Afriqueinside : La BRVM point en 6ème position au classement des bourses africaines après après celles de Johannesburg, Lagos, Le Caire, Casablanca et Nairobi, ces bourses étaient présentes au dernier sommet USA-Afrique, pas vous, c'est étonnant pour une place boursière marquée par de réelles ambitions ?
Il s'agissait juste d'un conflit d'agenda. Nous avons été invités mais nous avions pris un certain nombre d'engagements qui ne nous ont pas permis de nous rendre sur place.
Pas de polémique donc ?
Non aucune. Parlons de nos ambitions. Comme l'a dit si bien Lionel Zinsou, il est important de rapporter la capitalisation de la bourse au PIBdes économies pour rendre compte des ordres de grandeurs. En Afrique, nous avons 24 bourses, les six premières sont les six premières économies du continent. Le Nigeria, le Maroc, l'Egypte, l'Afrique du Sud et le Kenya. Toute proportion gardée, il y a une logique, plus votre économie est développée, plus votre bourse est cotée. Le poids économique de l'UEMOA est plus important que le Kenya et moins importante que le Maroc, donc nous occupons logiquement la 5ème place des bourses continentales. Nous sommes une bourse qui reflète le poids économique de nos pays et qui a un impact réel sur la croissance. C'est pour cela que nous sommes restés dans ces proportions, dans notre stratégie de développement.
Afriqueinside : Où en est le projet de fusion de la BRVM avec Accra et Lagos ?
Ce n'est pas une fusion mais un projet d'intégration. Cela ne veut pas dire que les bourses vont disparaître. Ce projet, ce n'est que la mise en œuvre du projet politique et économique de la CEDEAO. Nous sommes dans un espace CEDEAO qui veut aller vers un marché commun intégré, une monnaie commune, un système financier commun.

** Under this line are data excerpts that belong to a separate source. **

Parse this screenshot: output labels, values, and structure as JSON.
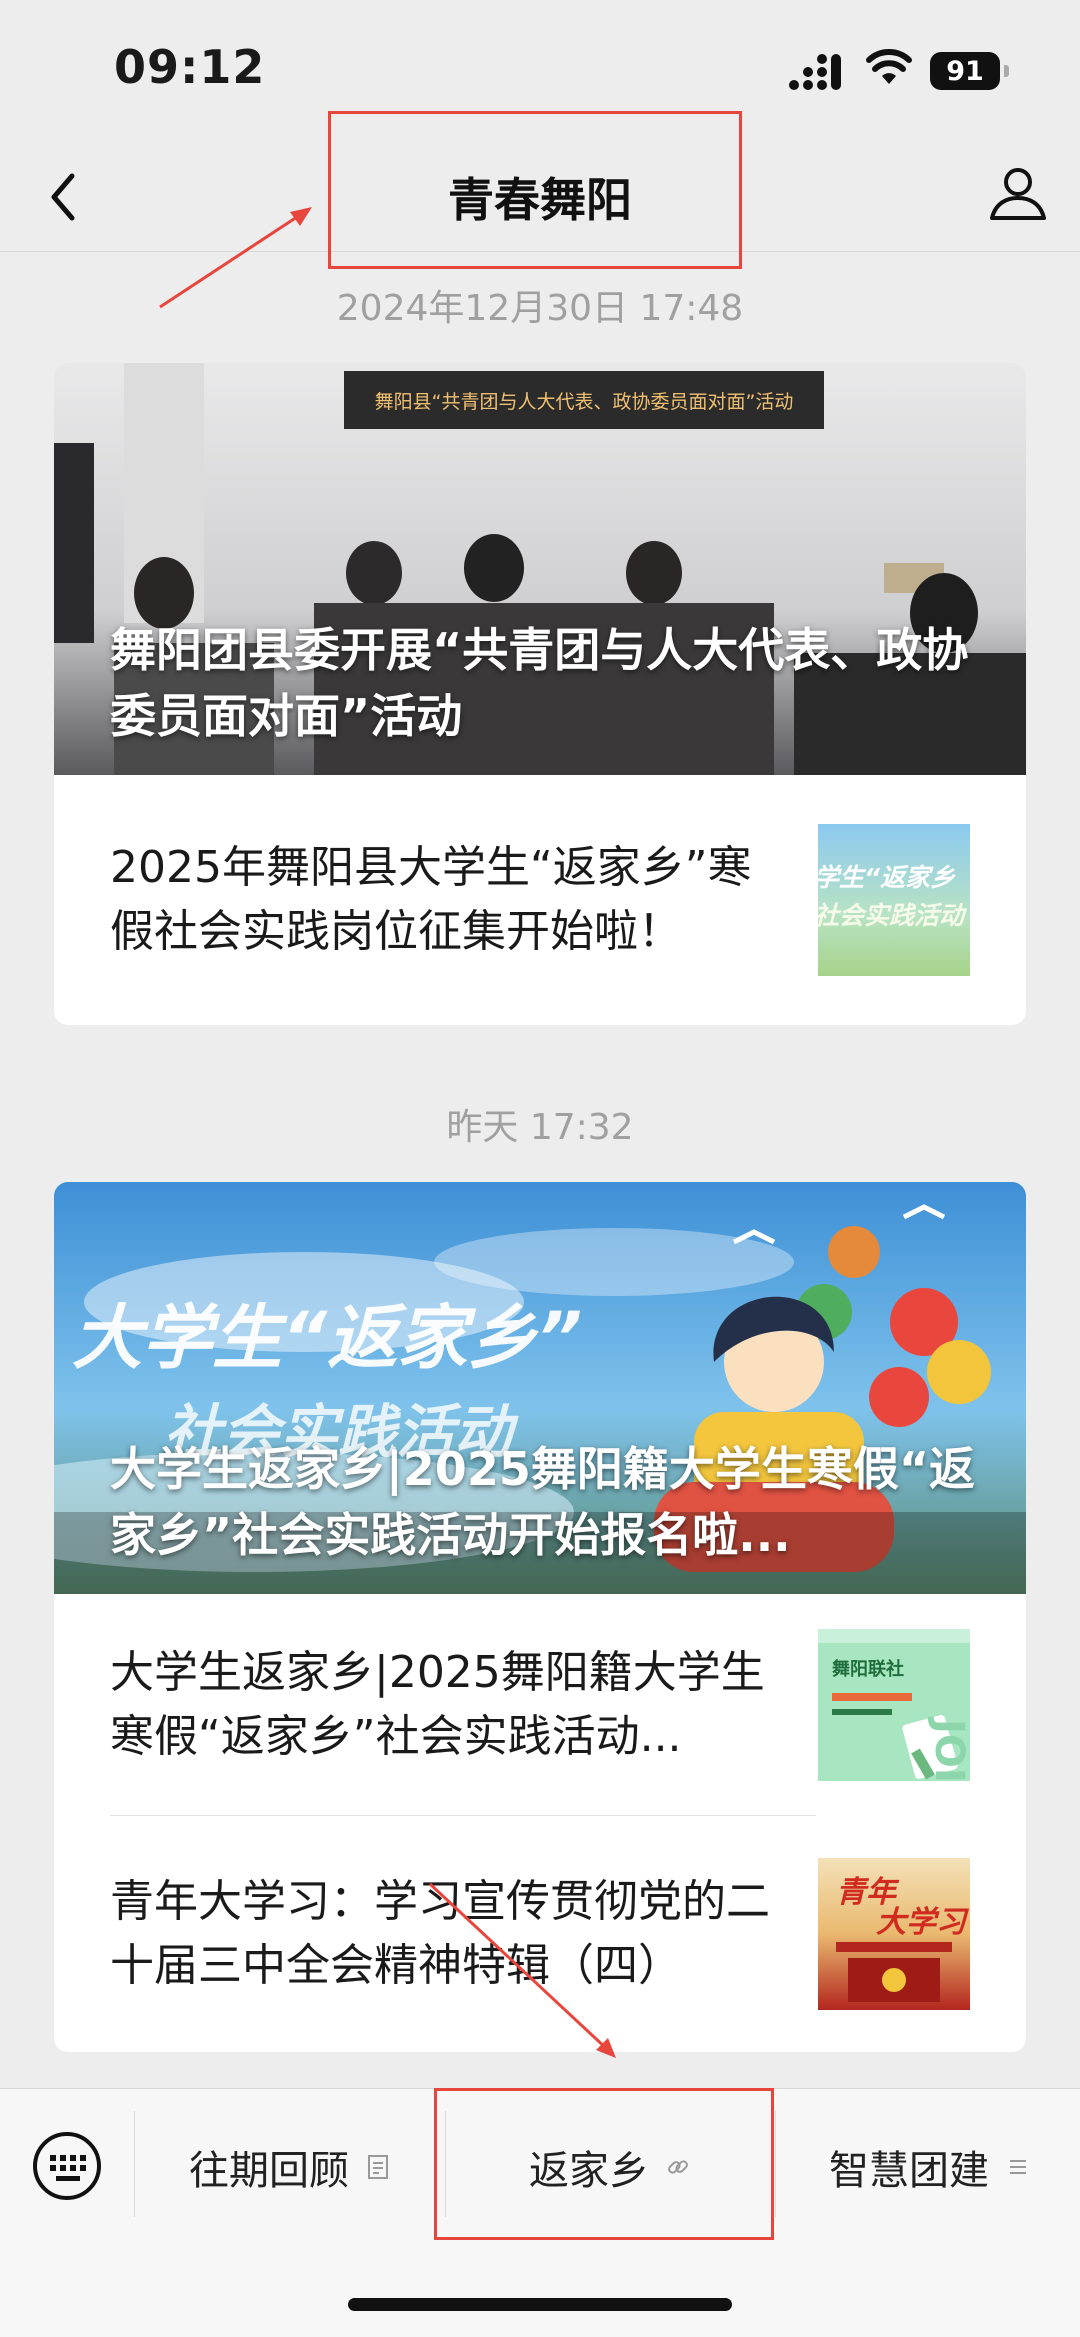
{
  "status_bar": {
    "time": "09:12",
    "battery": "91"
  },
  "nav": {
    "title": "青春舞阳"
  },
  "messages": [
    {
      "timestamp": "2024年12月30日 17:48",
      "hero": {
        "title": "舞阳团县委开展“共青团与人大代表、政协委员面对面”活动",
        "banner_text": "舞阳县“共青团与人大代表、政协委员面对面”活动"
      },
      "items": [
        {
          "title": "2025年舞阳县大学生“返家乡”寒假社会实践岗位征集开始啦！",
          "thumb_text": "学生“返家乡 社会实践活动"
        }
      ]
    },
    {
      "timestamp": "昨天 17:32",
      "hero": {
        "title": "大学生返家乡|2025舞阳籍大学生寒假“返家乡”社会实践活动开始报名啦...",
        "art_text": "大学生“返家乡” 社会实践活动"
      },
      "items": [
        {
          "title": "大学生返家乡|2025舞阳籍大学生寒假“返家乡”社会实践活动...",
          "thumb_text": "舞阳联社"
        },
        {
          "title": "青年大学习：学习宣传贯彻党的二十届三中全会精神特辑（四）",
          "thumb_text": "青年大学习"
        }
      ]
    }
  ],
  "bottom_menu": {
    "items": [
      {
        "label": "往期回顾",
        "icon": "document-icon"
      },
      {
        "label": "返家乡",
        "icon": "link-icon"
      },
      {
        "label": "智慧团建",
        "icon": "menu-lines-icon"
      }
    ]
  },
  "colors": {
    "annotation_red": "#e8453c",
    "background": "#ededed",
    "timestamp_gray": "#a0a0a0"
  }
}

« Nous intégrons déjà les éventuelles crises et difficultés. Si vous intégrez cela dans votre modèle économique, c'est un gage de réussite. »

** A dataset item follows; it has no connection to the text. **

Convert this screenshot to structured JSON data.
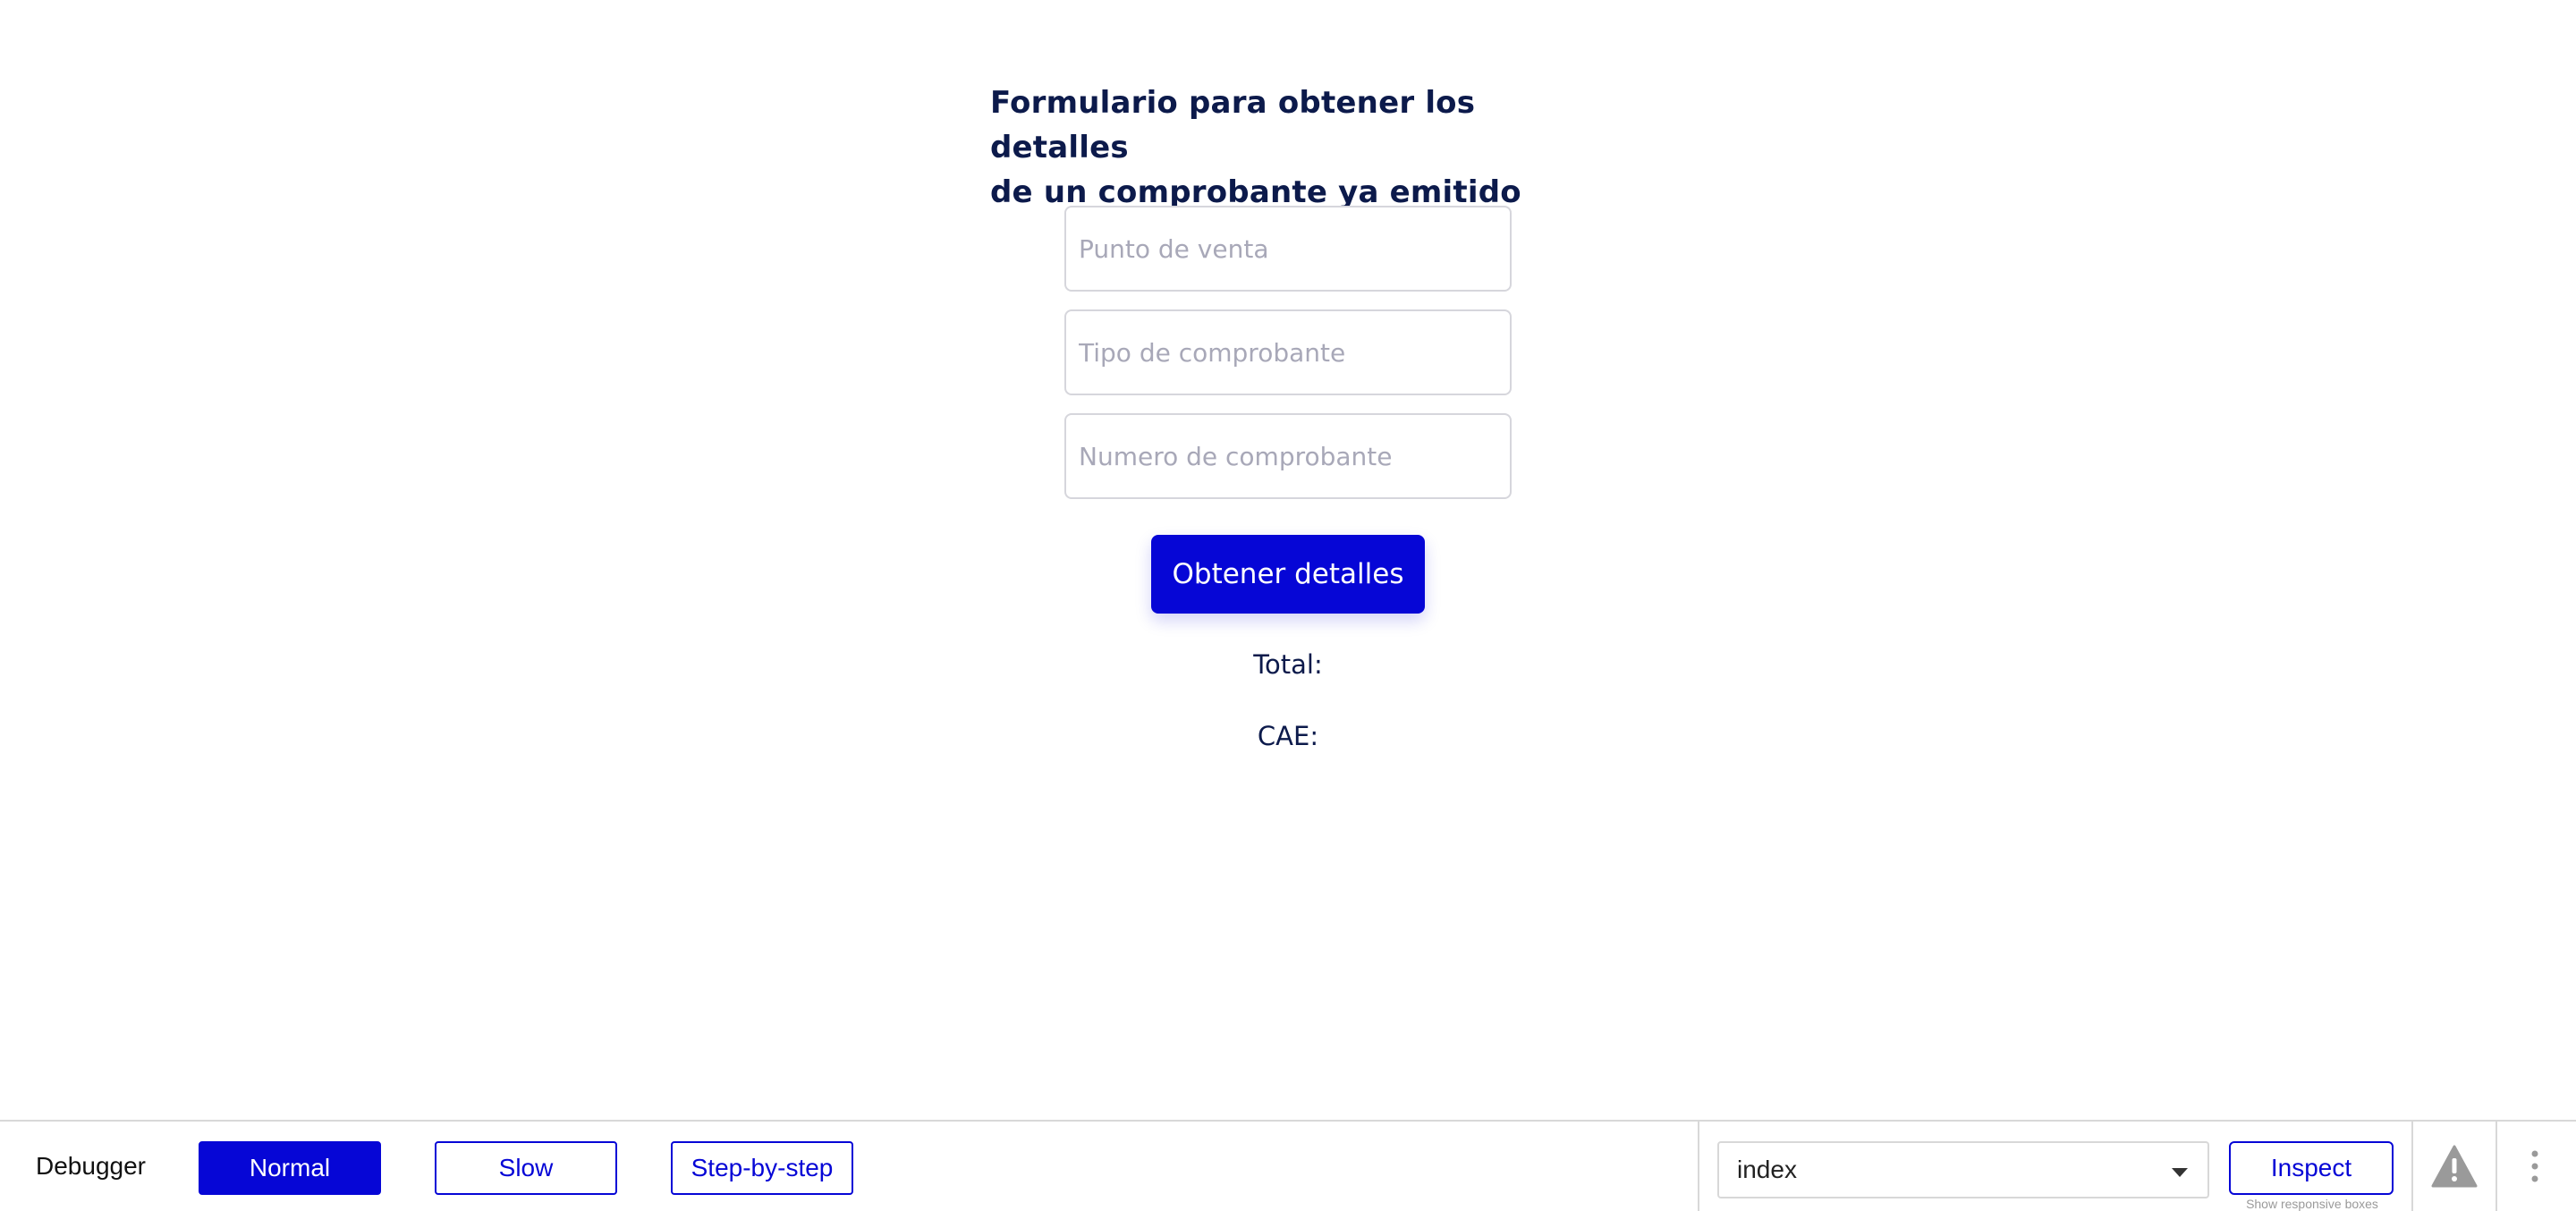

Afriqueinside : Les projets d'intégration en Afrique, il y en a beaucoup ! Beaucoup de réussites mais d'échecs aussi, quelles sont les chances de concrétiser l'intégration des bourses ouest-africaines ?
En Afrique de l'ouest, l'UEMOA est un exemple de réussite, la CEDEAO aussi, on a des atouts pour être intégrer, je suis un fervent défenseur de l'intégration mais j'avoue que c'est plus facile d'intégrer techniquement nos bourses. D'un autre côté, il y a des contraintes réglementaires qu'il faut lever, des contraintes liées au dénouements des transactions, des flux de marchés.
Ce sera effectif à l'horizon 2020 ?
Nous travaillons sur ce calendrier.
Afriqueinside : Les perspectives de croissance dans la zone UEMOA sont très positives, cette embellie devrait se consolider selon vous ?
Absolument nous avons des atouts pour cela. Ce que je tiens à souligner, c'est qu' aujourd'hui, nous intégrons déjà les éventuelles crises et difficultés. Si vous intégrez cela dans votre modèle économique, c'est un gage de réussite. On peut anticiper , nous avons une meilleure lecture des clefs de notre croissance et nous savons comment réagir.
Afriqueinside : Une embellie portée notamment par la relance de l'économie ivoirienne, appréhendez-vous les prochaines échéances électorales de 2015 en Côte d'Ivoire ?
Pas du tout nous pensons que cela va bien se passer, nous n'avons pas d'appréhensions.